Ninth Edition CoverGraziano & Raulin
Research Methods (9th edition)

Clark L. Hull (1884-1952) was an American psychologist, who developed one of the most comprehensive behavioral learning theories. Hull was strongly influenced by Pavlov’s conditioning model and Thorndike’s learning principles. Like other behaviorists, such as Watson, Guthrie, and Skinner, Hull believed that all complex behavior can be explained by basic principles of conditioning. As a behaviorist, he espoused objective psychology, viewed human functioning in mechanistic terms, and had no provision for concepts of consciousness or other mentalistic ideas. 

Hull had been impressed by Isaac Newton’s Principia and Newton’s view of the universe as a vast, complex machine that could be understood by constructing an inclusive hypothetico-deductive theory. That theory-building task was what Hull attempted to do. He created a set of postulates (statements) about behavior, logically deduced from them specific theorems, developed hypotheses, and tested those hypotheses in experiments. The experimental results would support or not support the theorems and, in time, the entire theory would be developed and confirmed or disconfirmed. 

Hull believed that human functioning, including thinking, was a machine process, and that organisms are, after all, machines. So sure was he of the essential mechanical nature of humans that he predicted in 1926 that machines would someday be built that will do everything that a thinking person can do. What would Hull say today, were he alive to see how far computers have progressed?

Like Tolman, Hull postulated intervening variables that operate between stimulus and response (S-O-R rather than S-R). Unlike Tolman, those intervening variables did not include concepts about consciousness. Rather, Hull argued that they were physical, neurological, and physiological events. They could not be directly observed, but could be systematically inferred by relating them to carefully controlled stimulus conditions and to carefully observed behavior.

Hull’s model was a drive-reduction model. He postulated that primary drives are tied to innate biological needs, such as food, water, of air. They are internal stimuli that compel the organism to action. Secondary drives, also called learned drives, are those that develop through the association of stimuli with the reduction of primary drives. Once developed, secondary drives can also impel the organism to action. An obvious example of a powerful secondary or learned drive is the need to acquire money. For some people, this even becomes one of their dominant needs and drives. Primary and secondary drives constitute motivation, and motivation is a major factor of behavior.

Hull believed that learning is the strengthening or weakening of stimulus-response associations. These occur as follows: a drive state, such as hunger in a laboratory animal, motivates the animal to behave. The behavior might involve exploring the cage or pressing a bar. If the behavior results in successfully obtaining and ingesting food, the drive is reduced. That drive-reduction then increases the probability of that behavior occurring when that drive occurs again. 

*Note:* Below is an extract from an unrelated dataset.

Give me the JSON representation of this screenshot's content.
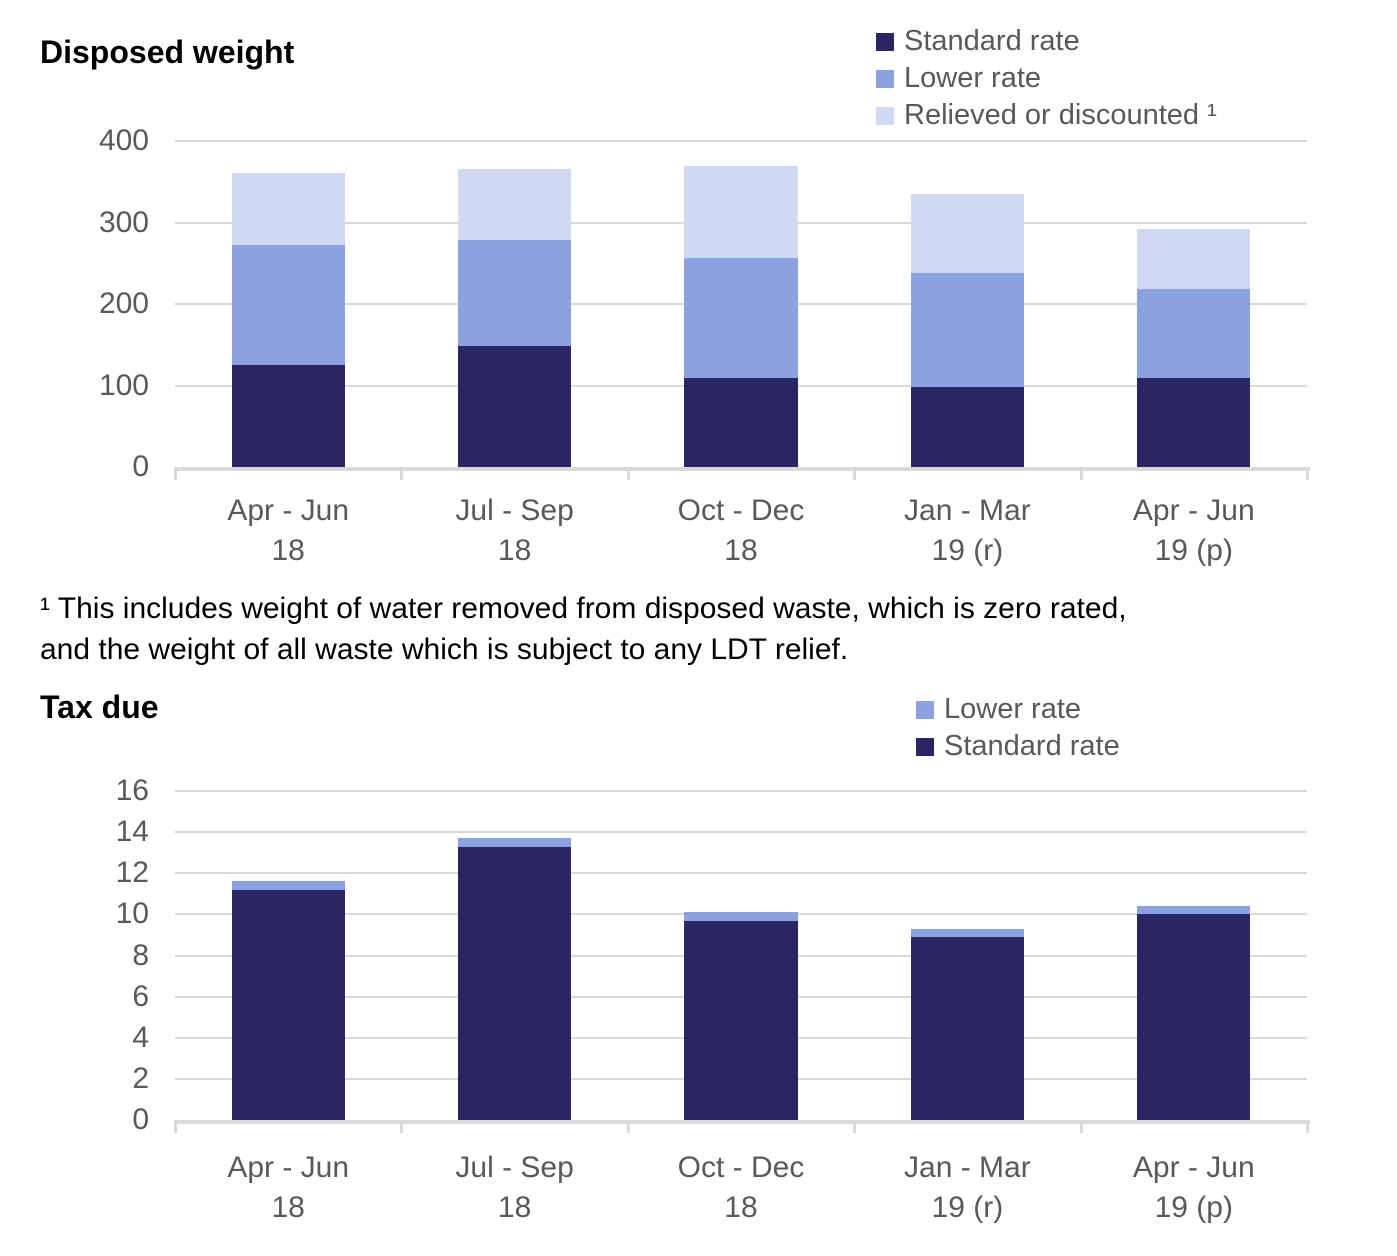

In Hull’s model, the reduction in drive constitutes reinforcement of the S-R association. Through repetition of the reinforcement, the probability of the occurrence of the response--that is, its habit strength--increases. Through conditioning, habit strength can be increased or decreased.

In the food example, the behavior was successful, or instrumental, in obtaining food and reducing the drive. Thus, Hull’s model is also referred to as instrumental conditioning to distinguish it from Pavlov’s respondent conditioning and Skinner’s operant conditioning models. Two critical concepts in Hull’s model are contiguity and association. That is, stimuli and responses must occur contiguously (together) in order for the S-R association to form. These concepts are included in all of the behavioral models.

Thorndike’s law of effect appears in Hull’s model as the law of primary reinforcement. The reinforcement is the reduction of the drive state, and any behavior associated with such reinforcement, such as a rat’s bar-press, will gain strength and will be more likely to occur under future drive conditions. 

Secondary reinforcement operates in a similar manner. In the money example above, whatever behavior is instrumental in acquiring more money, and thus temporarily reducing the learned drive, will gain habit strength. Likewise, when drive reduction does not occur--that is, when the behavior is not instrumental--the habit strength will gradually decrease. Such decrement in habit strength is called extinction.

Hull developed and refined his model over many years. Its completeness and precision in both verbal and mathematical terms made it the dominant learning model in psychology from about 1940 to the early 1950s. It stimulated an enormous amount of research and influenced all of psychology. 

The ideas of learned drives and secondary reinforcement had obvious implications for complex human behavior and were readily applied to education and mental health treatment. For example, an influential textbook by Dollard and Miller, Personality and Psychotherapy (1950), integrated Hullian learning theory and Freudian psychoanalysis, defining neuroses as learned behavior that can be understood and successfully treated by behavioral methods. This book was a major influence in the development of behavior modification from the late 1950s.

Hull’s major books were Principles of Behavior (1943) and A Behavior System (1952). In these two works, Hull presented his elegant, mathematico-deductive theory of behavior.